You take pride in your vegetable garden, especially that lush kale, but there's a good chance you're not the only one admiring it. Groundhogs might also have their eyes (and appetites) set on your greens. It's a common scenario for gardeners: You wait for the perfect harvest time, only to find a groundhog beat you to it. The first thing you can do is harvest your veggies as soon as they're ready. Letting them sit ripe in the garden is like rolling out a welcome mat for these critters. 

Now, groundhogs, or woodchucks as some call them, are more than just casual visitors. Their digging can be quite troublesome for your garden's health and aesthetics, and dealing with them is about more than just beating them to the harvest. It's about understanding their habits and making your garden a less inviting place for them. These animals are primarily active during daylight, especially in the early morning or late afternoon. Keeping an eye out during these times might give you a clue about their presence or hideouts. You'll likely have to combine the practice of timely harvesting with other elimination methods, which is key to effectively keeping groundhogs out of your garden.

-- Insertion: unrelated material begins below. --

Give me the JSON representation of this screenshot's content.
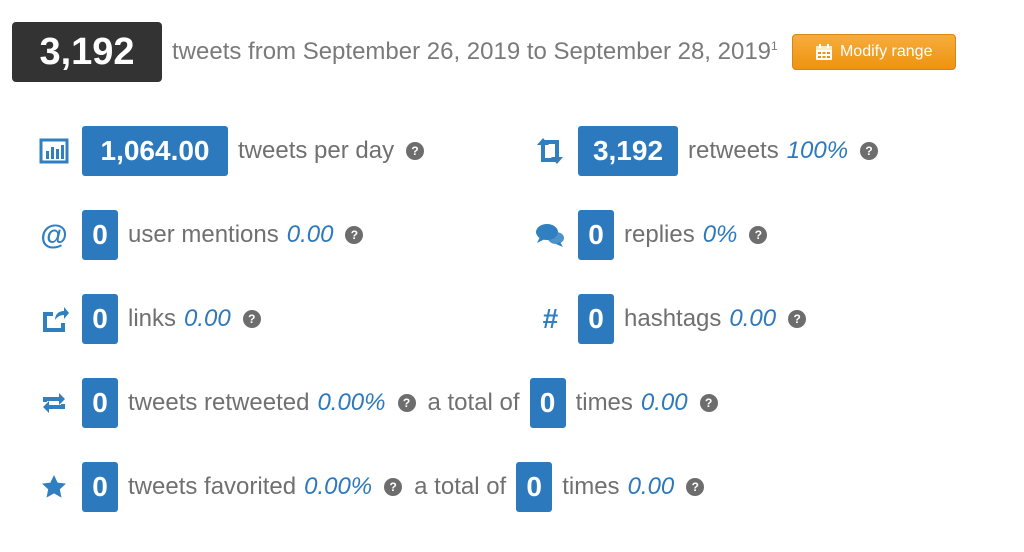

Evicting groundhogs from your garden

So, you've noticed that groundhogs have taken a liking to your kale despite your best efforts at timely harvesting. It's clear that more direct action is needed. Eviction can be an effective method for dealing with groundhogs; let's talk about how you can do this safely. The process starts with locating their burrows. Groundhogs typically create a network of tunnels and burrows, often with several entrances. Your first task is to identify these entrances. You can do this by looking for mounds of dirt; these are usually the telltale signs of a groundhog's burrow.

Once you've located the burrows, test to see if they're active. A simple way to do this is by loosely plugging all the entrances with easily moveable materials, like grass clippings. Keep an eye on these plugs over the next three to five days. If you find that the plugs have been disturbed, indicating that the burrow is occupied, it's time to gently persuade the groundhogs to move out. Try placing a smelly deterrent, like used kitty litter, inside the entrance. The idea is to make the burrow less appealing without harming the animals. Try to keep the smell contained by closing off the entrance to reduce airflow. If activity ceases, you can go ahead and close the burrow. Use dirt, rocks, or a combination of materials to ensure that the groundhogs can't easily reopen the entrance.

A fence is a solid line of defense against groundhogs

If eviction alone hasn't solved your groundhog problem, it's time to consider building a garden fence to keep these persistent critters away from your kale. Yes, it does require some effort, but the peace of mind and protection it offers your garden are well worth it. The fence should be made of sturdy chicken wire or hardware cloth. Opt for one with a mesh size of around 3 inches square, which is small enough to prevent groundhogs from squeezing through.

The height of the fence is also important. It needs to be above ground level by at least 4 feet to deter groundhogs from climbing over it. And since groundhogs are skilled diggers, your fence also needs an underground barrier. An L-footer base, which is essentially a bend at the bottom of the fence that extends outward, is highly effective. This extension should be at least a foot wide and buried a few inches below the surface to prevent digging. Angle a small part of the fence's top edges outward at 45 degrees. This angled overhang makes it even more difficult for groundhogs to climb over the fence and access your kale. 

Regular maintenance of your fence is also key. Inspect it periodically for any signs of damage or wear and make repairs as needed. Also, keep the area around the fence clear of tall grass and debris to reduce the attractiveness of your garden to groundhogs.